Freedom Fighter Solzhenitsyn Dead at 89

Alexander Solzhenitsyn, the Russian author and freedom-fighter, has died at 89.

The Associated Press has some excerpts from the works of this man who suffered under the brutal Soviet system, spending several years in the gulag.

I read Solzhenitsyn's "One Day in the Life of Ivan Denisovich" many years ago. It was a tough read, filled with the stifling cloud of human oppression and hopelessness. If I had ever had any doubts about the evil of the inhuman Soviet system...

CNS News also has an extensive writeup on Solzhenitsyn's life and works.

Solzhenitsyn was not only a freedom fighter but a moral crusader as well. He saw the dark path of hedonism and materialism that many in the West are on, and saw that it, too, can lead to destruction.

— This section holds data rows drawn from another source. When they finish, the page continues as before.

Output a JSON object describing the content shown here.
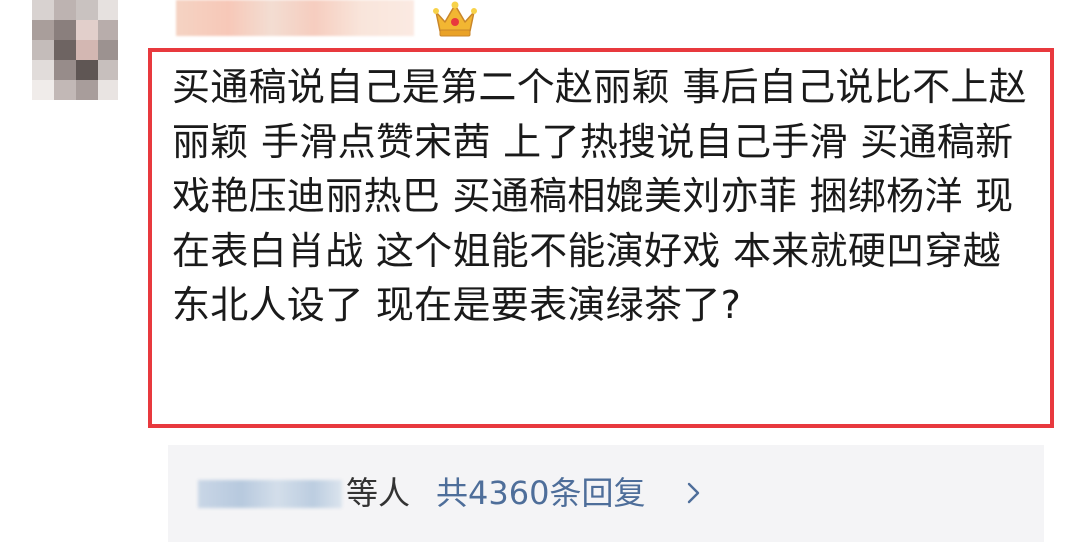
{
  "comment": {
    "text": "买通稿说自己是第二个赵丽颖  事后自己说比不上赵丽颖 手滑点赞宋茜 上了热搜说自己手滑  买通稿新戏艳压迪丽热巴  买通稿相媲美刘亦菲 捆绑杨洋 现在表白肖战 这个姐能不能演好戏 本来就硬凹穿越东北人设了 现在是要表演绿茶了?"
  },
  "replies": {
    "suffix": "等人",
    "count_link": "共4360条回复"
  },
  "icons": {
    "badge": "crown-icon",
    "more": "chevron-right-icon"
  },
  "colors": {
    "highlight_border": "#e8393e",
    "link": "#4e6e9a",
    "reply_background": "#f4f4f6",
    "crown": "#f2b632"
  }
}
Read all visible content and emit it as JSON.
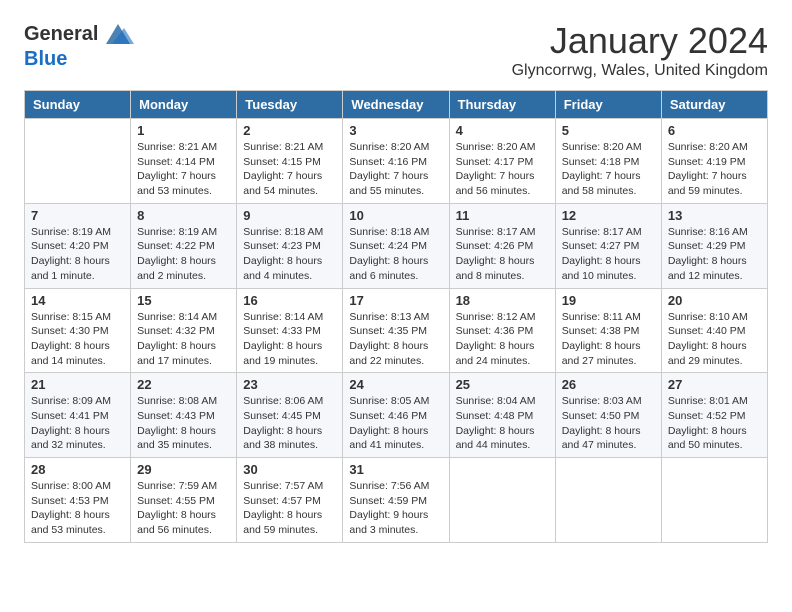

Any time we forget God and elevate selfish desire, we flirt with doom

Solzhenitsyn said in his Templeton Address in 1983:

More than half a century ago, while I was still a child, I recall hearing a number of older people offer the following explanation for the great disasters that had befallen Russia: ‘Men have forgotten God; that's why all this has happened.’

“Since then I have spent well-nigh fifty years working on the history of our Revolution; in the process I have read hundreds of books, collected hundreds of personal testimonies, and have already contributed eight volumes of my own toward the effort of clearing away the rubble left by that upheaval...

...But if I were asked today to formulate as concisely as possible the main cause of the ruinous Revolution that swallowed up some sixty million of our people, I could not put it more accurately than to repeat: "Men have forgotten God; that's why all this has happened.’

For those who believe personal freedom is too great a burden to bear, or that capitalism is a brutal economic system, they would do well to read about Solzhenitsyn's works and his life--and his moral admonitions.

Perhaps if they did, they would not be so discontent with the most free and most fair society the world has ever seen. They might also not work so hard to remove God from our public square.

And just maybe, they'd rethink their embrace of Marxist philosophy...and where it leads.